Vadim Braydov es un joven fotoperiodista independiente con sede en Ufa, una de las más importantes capitales rusas. Su serie “Special School”, en la que retrata las rutinas de los jóvenes inquilinos de una “escuela para menores con comportamiento divergente” en Serafimovka ha recibido el premio al tercer finalista. “Muchos de los niños que aparecen en las fotos de Braydov son huérfanos y entran en esta especie de reformatorios cuando cometen algún delito menor, como robar un pan o una gallina.

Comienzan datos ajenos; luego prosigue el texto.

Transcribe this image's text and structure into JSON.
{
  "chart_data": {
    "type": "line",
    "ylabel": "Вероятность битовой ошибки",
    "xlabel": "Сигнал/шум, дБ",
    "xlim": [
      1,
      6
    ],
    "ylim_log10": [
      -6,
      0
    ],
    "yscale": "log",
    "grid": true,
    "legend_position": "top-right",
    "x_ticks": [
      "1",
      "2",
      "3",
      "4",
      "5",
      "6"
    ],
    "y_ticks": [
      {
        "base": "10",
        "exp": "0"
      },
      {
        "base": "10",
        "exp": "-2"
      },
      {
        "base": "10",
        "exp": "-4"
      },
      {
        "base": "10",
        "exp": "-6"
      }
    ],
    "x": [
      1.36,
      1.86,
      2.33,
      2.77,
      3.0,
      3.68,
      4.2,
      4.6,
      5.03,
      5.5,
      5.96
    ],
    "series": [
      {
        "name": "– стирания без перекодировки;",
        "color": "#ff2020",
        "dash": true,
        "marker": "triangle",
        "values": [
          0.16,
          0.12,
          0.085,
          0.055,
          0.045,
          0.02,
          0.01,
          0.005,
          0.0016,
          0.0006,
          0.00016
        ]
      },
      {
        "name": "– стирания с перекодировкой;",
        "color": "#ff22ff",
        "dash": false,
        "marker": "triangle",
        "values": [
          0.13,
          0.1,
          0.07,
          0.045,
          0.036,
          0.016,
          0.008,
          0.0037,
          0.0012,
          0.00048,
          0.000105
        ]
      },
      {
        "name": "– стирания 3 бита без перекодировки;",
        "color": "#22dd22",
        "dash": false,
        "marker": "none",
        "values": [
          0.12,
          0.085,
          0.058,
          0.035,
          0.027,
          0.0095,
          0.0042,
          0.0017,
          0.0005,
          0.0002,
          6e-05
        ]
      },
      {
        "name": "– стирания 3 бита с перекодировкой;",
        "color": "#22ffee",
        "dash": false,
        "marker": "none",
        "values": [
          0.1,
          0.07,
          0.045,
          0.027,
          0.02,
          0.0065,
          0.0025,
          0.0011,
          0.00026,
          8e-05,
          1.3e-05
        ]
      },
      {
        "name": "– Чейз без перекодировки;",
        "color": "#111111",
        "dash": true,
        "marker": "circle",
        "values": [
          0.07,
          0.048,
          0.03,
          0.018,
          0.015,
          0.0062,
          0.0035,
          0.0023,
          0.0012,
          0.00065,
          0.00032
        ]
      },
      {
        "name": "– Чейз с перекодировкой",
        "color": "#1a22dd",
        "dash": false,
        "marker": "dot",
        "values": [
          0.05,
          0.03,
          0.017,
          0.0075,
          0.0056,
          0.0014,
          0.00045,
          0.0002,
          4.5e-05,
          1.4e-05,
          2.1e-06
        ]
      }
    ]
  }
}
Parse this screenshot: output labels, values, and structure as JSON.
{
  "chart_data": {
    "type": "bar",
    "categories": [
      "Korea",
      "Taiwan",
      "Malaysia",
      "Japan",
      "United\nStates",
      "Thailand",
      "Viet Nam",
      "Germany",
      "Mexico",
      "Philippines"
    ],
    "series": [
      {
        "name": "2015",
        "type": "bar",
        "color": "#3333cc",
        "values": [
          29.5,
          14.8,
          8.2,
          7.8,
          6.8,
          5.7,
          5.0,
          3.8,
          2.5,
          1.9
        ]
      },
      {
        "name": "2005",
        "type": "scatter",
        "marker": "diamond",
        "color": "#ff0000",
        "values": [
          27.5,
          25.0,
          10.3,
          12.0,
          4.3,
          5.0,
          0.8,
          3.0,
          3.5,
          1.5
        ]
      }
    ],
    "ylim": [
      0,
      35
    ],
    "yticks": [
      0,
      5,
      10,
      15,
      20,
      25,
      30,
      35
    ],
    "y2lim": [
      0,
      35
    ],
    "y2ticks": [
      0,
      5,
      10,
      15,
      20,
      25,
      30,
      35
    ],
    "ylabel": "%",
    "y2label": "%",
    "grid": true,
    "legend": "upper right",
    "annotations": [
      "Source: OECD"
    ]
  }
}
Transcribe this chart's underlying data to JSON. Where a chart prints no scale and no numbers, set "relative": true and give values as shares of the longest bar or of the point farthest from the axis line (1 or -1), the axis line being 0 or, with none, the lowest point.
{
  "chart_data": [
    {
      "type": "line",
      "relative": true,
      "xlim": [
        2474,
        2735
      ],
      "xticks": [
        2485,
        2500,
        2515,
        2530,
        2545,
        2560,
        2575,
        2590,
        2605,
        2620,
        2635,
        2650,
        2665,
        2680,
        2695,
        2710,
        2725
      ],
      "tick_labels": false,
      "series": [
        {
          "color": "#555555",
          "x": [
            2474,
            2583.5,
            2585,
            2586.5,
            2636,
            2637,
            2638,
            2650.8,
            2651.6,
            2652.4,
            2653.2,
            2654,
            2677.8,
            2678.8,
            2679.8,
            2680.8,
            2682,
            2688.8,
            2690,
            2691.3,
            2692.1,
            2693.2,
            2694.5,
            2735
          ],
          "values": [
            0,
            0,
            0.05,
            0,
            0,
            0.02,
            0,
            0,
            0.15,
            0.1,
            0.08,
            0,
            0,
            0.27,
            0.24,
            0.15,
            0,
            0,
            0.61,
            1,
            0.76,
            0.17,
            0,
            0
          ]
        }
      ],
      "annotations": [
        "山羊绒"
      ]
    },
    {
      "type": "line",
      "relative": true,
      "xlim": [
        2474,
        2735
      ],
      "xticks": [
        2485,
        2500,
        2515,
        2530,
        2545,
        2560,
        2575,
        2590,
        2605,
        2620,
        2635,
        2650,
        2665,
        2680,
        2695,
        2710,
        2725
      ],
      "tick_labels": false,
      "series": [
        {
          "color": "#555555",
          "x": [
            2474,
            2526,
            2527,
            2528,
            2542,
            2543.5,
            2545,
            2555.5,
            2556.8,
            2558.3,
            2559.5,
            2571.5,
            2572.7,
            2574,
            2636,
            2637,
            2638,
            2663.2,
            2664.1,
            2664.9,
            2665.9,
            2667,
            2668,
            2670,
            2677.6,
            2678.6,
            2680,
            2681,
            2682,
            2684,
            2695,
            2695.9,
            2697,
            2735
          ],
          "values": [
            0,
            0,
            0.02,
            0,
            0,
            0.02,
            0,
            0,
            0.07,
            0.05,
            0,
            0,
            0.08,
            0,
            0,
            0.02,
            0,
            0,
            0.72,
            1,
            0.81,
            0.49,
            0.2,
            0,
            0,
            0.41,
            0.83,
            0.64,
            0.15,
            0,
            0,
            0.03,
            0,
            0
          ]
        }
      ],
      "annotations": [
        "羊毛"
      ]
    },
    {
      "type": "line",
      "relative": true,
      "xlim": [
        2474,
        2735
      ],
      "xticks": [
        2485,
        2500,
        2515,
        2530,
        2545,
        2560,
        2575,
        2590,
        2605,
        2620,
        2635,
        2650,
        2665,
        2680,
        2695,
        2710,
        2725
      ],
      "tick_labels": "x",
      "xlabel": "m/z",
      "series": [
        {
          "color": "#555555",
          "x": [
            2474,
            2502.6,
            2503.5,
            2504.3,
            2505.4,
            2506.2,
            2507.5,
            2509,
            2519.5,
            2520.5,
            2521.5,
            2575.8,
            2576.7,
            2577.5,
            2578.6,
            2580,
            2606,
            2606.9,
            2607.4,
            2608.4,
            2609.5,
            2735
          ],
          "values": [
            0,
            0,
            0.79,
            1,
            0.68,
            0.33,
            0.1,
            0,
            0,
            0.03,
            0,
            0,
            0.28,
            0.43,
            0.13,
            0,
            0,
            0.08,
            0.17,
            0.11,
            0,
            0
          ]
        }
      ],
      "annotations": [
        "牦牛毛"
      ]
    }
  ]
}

Nos gustó descubrir las complejidades de un país como Rusia, con una enorme diversidad étnica”, comenta Ximena. La labor de estos centros consiste en reformar a los menores y reinsertarlos en la sociedad. “Los internos siguen una rutina muy severa, casi militar; aunque también leen, juegan o practican deporte. Para alguien de doce o catorce años es muy duro”.

Según declara Braydov a UND_R CONSTRUCTION, “los jóvenes son una parte esencial de la sociedad. No ganan dinero, no mejoran la economía y no hacen descubrimientos históricos; sin embargo, muchos de nosotros soñamos que estas nuevas generaciones, con su energía, aprovecharán nuestra iniciativa y nuestra experiencia”.

Vadim Braydov: “Siempre me interesaron los expulsados de la vida común”

 

“Hay niños –prosigue– que tropezaron y terminaron en estas escuelas, donde están tratando de hacer de ellos miembros de la sociedad. Incluso sus propios padres se olvidaron de muchos de ellos. Siempre me interesaron las historias de las personas que fueron expulsadas de la vida común. Como fotógrafo, espero que la atención que podamos brindar a los niños de escuelas especiales como esta les ayude a confiar en nosotros, personas que los abandonaron durante su infancia”.

La ONG Médicos del Mundo convoca el Premio de Fotografía humanitaria Luis Valtueña desde 1997 como homenaje a tres cooperantes de la asociación asesinados en Bosnia y en Ruanda. Entre ellos, el fotógrafo que da nombre al galardón, quien había trabajado para la agencia Cover, el diario El Mundo y el canal de televisión Antena 3. Tras el asesinato de “Valtu”, sus compañeros de trabajo organizaron una muestra en el Círculo de Bellas Artes de Madrid con algunas de sus imágenes que nunca llegó a ver reveladas. El título de la exposición: “La mirada solidaria”.